Unfortunately that set as you know goes on forever, so though that set is clearly countable, it is also infinite which leaves with an inability to ever start counting (2,1) and onward... So you run into the problem of how can I include the other values in my set that do not have the first coordinate equal to 1? Thats where an idea of “sweeping through” each of the 3 sets comes in handy. You avoid the problem of never finishing counting the first set, allowing you a chance to describe a bijection.

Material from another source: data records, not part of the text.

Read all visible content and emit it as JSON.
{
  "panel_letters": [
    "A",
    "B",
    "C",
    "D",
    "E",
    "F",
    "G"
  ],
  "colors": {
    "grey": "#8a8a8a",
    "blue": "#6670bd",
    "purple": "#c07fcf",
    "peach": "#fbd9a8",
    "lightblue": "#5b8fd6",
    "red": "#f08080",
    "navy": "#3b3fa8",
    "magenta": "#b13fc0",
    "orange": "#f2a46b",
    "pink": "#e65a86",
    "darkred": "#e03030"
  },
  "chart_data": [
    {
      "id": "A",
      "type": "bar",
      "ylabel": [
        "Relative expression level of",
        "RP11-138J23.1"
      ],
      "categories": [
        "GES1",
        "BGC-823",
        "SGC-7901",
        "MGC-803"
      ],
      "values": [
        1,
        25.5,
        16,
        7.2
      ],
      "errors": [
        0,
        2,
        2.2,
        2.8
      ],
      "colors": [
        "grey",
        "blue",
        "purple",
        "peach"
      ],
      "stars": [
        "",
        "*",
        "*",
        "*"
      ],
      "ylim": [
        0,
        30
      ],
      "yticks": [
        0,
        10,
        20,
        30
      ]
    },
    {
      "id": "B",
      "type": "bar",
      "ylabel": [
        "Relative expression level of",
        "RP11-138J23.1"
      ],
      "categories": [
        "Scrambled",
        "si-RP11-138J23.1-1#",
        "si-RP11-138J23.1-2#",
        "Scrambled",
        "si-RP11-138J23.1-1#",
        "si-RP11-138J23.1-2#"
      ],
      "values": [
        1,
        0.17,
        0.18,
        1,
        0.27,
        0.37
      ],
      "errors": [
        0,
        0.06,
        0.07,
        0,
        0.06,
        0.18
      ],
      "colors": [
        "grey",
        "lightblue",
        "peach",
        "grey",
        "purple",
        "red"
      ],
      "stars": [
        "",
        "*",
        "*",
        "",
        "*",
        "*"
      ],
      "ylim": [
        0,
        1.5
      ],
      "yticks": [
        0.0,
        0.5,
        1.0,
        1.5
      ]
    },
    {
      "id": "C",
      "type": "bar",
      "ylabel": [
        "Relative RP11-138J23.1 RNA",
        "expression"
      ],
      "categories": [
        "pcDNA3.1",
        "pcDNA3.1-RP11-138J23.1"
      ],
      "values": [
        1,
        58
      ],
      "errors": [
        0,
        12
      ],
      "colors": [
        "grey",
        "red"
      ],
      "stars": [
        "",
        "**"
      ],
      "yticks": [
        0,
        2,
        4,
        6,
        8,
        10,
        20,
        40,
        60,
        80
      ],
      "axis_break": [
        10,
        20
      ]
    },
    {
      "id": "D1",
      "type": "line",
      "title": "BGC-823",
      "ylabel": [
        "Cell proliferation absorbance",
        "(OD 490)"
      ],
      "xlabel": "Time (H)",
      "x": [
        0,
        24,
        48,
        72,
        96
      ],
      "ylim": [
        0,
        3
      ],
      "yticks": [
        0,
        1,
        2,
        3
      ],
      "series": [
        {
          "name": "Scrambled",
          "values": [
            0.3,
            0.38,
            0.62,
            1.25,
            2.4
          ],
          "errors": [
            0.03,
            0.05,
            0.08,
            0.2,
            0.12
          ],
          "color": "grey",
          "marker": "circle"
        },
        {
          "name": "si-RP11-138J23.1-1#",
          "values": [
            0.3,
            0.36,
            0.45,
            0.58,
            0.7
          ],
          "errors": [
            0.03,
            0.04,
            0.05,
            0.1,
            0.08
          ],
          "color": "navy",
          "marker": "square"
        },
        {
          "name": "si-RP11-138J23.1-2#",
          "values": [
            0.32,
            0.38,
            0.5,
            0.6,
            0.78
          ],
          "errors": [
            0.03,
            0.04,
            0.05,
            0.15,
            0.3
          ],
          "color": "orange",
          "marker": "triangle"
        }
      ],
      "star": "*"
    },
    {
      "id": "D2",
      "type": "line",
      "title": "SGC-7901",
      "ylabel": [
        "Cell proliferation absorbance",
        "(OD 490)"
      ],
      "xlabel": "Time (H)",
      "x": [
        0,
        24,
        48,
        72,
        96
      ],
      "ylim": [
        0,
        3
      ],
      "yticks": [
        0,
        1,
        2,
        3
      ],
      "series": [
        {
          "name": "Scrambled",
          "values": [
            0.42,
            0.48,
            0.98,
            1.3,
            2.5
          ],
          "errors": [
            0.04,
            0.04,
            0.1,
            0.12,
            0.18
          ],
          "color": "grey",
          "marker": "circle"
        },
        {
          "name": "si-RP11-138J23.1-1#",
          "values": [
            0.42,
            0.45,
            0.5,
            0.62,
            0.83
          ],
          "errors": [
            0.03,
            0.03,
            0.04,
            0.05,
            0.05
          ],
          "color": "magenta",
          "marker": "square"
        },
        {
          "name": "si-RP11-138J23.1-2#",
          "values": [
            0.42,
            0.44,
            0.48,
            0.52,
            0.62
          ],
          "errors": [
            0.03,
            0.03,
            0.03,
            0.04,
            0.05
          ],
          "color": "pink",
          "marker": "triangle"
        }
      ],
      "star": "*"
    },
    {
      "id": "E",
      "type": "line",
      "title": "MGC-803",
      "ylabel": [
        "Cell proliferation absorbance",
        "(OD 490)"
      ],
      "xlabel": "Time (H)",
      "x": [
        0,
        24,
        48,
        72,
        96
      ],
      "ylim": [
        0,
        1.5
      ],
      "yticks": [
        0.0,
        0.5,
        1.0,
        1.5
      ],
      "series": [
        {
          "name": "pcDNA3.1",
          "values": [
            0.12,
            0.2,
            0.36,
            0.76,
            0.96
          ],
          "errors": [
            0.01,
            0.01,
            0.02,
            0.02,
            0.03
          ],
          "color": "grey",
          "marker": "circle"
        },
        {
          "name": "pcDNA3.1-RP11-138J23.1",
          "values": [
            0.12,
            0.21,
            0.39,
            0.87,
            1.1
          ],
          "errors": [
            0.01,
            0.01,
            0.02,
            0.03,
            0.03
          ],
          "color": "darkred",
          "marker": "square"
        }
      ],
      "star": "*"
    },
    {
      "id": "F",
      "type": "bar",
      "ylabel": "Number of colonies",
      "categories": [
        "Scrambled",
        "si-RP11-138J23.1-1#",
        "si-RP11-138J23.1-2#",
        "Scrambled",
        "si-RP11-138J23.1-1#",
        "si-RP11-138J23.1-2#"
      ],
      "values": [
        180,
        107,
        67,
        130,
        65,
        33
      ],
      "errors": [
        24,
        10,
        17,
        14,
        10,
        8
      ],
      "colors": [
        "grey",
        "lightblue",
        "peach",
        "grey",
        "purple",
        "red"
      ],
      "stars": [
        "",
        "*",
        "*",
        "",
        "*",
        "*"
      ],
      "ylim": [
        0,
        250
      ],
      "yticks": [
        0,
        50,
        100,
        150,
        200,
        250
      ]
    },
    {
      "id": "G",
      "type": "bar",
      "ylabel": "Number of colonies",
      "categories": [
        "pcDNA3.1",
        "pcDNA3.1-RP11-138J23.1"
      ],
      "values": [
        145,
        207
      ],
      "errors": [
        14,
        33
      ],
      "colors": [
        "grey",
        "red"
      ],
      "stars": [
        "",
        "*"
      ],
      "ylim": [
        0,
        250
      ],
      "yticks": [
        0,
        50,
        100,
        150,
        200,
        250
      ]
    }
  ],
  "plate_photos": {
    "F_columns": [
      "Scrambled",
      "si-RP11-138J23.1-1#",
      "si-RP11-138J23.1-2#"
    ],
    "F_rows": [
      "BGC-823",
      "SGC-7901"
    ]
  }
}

Well, how would we count them?
We've got this set:
$(1,1), (1,2), (1,3), (1,4)........ $
$(2,1), (2,2), (2,3), (2,4)........ $
$(3,1), (3,2), (3,3), (3,4)........ $
How would I count them. Well I imagine I'd point to the first one in the first row and say "Okay, $(1,1)$ you are No. 1" and then I'd point to the first one in the second row and say "Okay, $(2,1)$ you are No. 2", and then I'd point to the first one in the third row and say "Okay, $(3,1)$, you are No. 3". Then I'd point to the second in the first row and say "Okay, $(1,2)$ you are No. 4$.
Then I'd ask myself: "Okay, when I get the the $k$th one in the $b$th row, what number will I have reached?".
And then I'd answer myself: "Well I've gone through $k-1$ terms to get to this $k$th term. And for each of those $k-1$ terms I picked one from each row so that's $3(k-1)$ I've gone through to get to this point. And now I'm on the $b$th row so that's $b$ more terms. So I'm at the $3(k-1) + b$ item I counted."
"So you, $(b, k)$, you are number $3(k-1) + b$".
And that's my bijection: $f:\{1,2,3\}\times \mathbb N\to \mathbb N$ via $f(b, k) = 3(k-1) + b$.